Once a year, Thailand holds a nationwide Tessakan Kin Jay, also known as the Vegetarian Festival. This meat-free event is celebrated quite seriously by many people, all of whom refrain from eating meat as a form of merit-making—a Buddhist custom looked upon as a “good deed”.
Many restaurants will offer extra-extensive vegetarian dishes during this time, and some will switch over completely and cook only meatless dishes for the duration of the festival. Those eateries selling vegetarian food fly yellow flags outside their restaurants, printed with the word jay, which is “vegetarian” in Thai language. You may wonder if this has a political connotation—as the colour yellow is closely associated with one of the country’s main political parties—but no, in this case it has only a gastronomic significance!
Even though there are fewer street food stalls left in Bangkok after this year’s crackdown, that doesn’t stop me from my food explorations. Lately, I often take a little journey to explore the Srinakarin Road area, a neighborhood on the east side of Bangkok. There, on the ground floor of the Paradise Park Mall, I visit the food court—an indoor paradise for food lovers.
Once I step into the food court area, I am immediately surrounded by endless lanes filled with stands of goodies. It’s actually much more than a food court: vendors also sell homemade tiger balm, coconut cold press oil, and even socks. This food court is like a secret hideaway offering food from all over Thailand. There are noodles from Sukhothai, homemade steamed Chinese cakes, and my favorite stop—the vegetarian stand.
Located near the end of the food court hall is Reungthip Mungsavirat, and they offer vegetarian food all year round. At first glance, however, I can’t tell that this food is vegetarian because it looks as exciting as other normal Thai curries and dishes. The food is full of colours and full of tastes, and there are many dishes to choose from.

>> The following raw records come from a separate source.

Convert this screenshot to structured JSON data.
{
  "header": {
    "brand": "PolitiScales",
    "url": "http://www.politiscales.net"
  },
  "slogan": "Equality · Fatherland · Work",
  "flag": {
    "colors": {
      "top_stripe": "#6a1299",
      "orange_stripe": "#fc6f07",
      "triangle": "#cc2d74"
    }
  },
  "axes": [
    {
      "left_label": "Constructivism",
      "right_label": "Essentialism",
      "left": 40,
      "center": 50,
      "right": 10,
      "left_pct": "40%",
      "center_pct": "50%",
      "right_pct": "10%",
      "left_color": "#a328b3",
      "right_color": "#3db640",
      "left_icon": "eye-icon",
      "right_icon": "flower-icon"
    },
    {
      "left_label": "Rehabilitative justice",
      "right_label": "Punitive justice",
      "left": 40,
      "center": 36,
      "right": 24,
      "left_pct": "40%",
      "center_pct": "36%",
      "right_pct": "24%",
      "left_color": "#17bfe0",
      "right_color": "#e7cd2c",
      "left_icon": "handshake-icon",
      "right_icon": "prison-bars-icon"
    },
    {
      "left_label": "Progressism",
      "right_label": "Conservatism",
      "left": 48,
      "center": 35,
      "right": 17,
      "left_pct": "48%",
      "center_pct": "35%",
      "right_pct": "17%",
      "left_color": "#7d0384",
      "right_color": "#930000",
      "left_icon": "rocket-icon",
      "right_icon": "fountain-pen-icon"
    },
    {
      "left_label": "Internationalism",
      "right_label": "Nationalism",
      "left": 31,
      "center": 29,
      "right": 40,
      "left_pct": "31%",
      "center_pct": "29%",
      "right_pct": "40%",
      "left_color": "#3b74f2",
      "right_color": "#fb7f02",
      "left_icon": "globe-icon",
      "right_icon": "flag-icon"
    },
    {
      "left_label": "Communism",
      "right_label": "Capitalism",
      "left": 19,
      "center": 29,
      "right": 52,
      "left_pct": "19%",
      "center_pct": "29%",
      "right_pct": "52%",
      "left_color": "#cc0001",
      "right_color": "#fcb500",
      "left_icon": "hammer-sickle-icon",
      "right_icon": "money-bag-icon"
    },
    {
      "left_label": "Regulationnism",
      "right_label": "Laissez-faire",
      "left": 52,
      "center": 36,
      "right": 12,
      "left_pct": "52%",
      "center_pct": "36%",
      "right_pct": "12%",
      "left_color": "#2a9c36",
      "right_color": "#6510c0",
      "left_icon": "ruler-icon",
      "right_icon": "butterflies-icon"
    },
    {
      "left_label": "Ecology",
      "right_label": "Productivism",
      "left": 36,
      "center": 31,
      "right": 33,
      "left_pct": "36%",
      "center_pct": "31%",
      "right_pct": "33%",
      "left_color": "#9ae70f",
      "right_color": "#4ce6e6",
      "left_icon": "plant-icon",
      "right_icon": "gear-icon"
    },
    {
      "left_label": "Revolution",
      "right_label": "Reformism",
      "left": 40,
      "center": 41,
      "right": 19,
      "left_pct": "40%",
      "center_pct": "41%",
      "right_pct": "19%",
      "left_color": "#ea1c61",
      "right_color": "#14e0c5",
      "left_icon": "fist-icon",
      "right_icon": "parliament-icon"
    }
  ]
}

Reungthip Mungsavirat is run by Khun Reungthip and Mim, her daughter. Their little kitchen—with three stoves—is tucked behind the counter, and every dish will be cooked every morning right there. The mother will go to the fresh market around 3am and bring back all the ingredients, starting to cook as soon as she returns from the market.
Each day she will cook about 10 dishes, and by the time Paradise Park’s gates open, her food is ready. She prepares her food in giant pots and on trays. Every day will be a different menu, perhaps a gentle soup, a spicy coconut curry, a spicy salad, or a simple but tasty stir-fry vegetable dish. On my latest visit, she had prepared Kaeng Tepho (tamarind sour-base curry with morning glory), Kaeng Som (mixed vegetables in spicy and sour orange soup), Kaeng Khi Lek (cassia-leaf curry), Kaeng Laing (peppery herbal mixed vegetable soup), and Pad Hedhom (fried aromatic shitake mushroom).
I chose the combination of textures and tastes from Kaeng Liang, which was powerful and aromatic with herbs and spices—including chili mixed with fried shitake mushroom, which gave it a chewy crunchy texture. I usually have my meal in the food court, but I buy more to take away. It’s not hard at all to find vegetarian dishes in Bangkok, but I do like the food here a lot because it has an intensity—in flavour and texture—more like you’d find in non-vegetarian curries and other dishes.
Address: Reungthip Mungsavirat is on the ground floor of the Paradise Park Building, Srinakarin Road. Open from 9am till 7pm (or until they run out of food).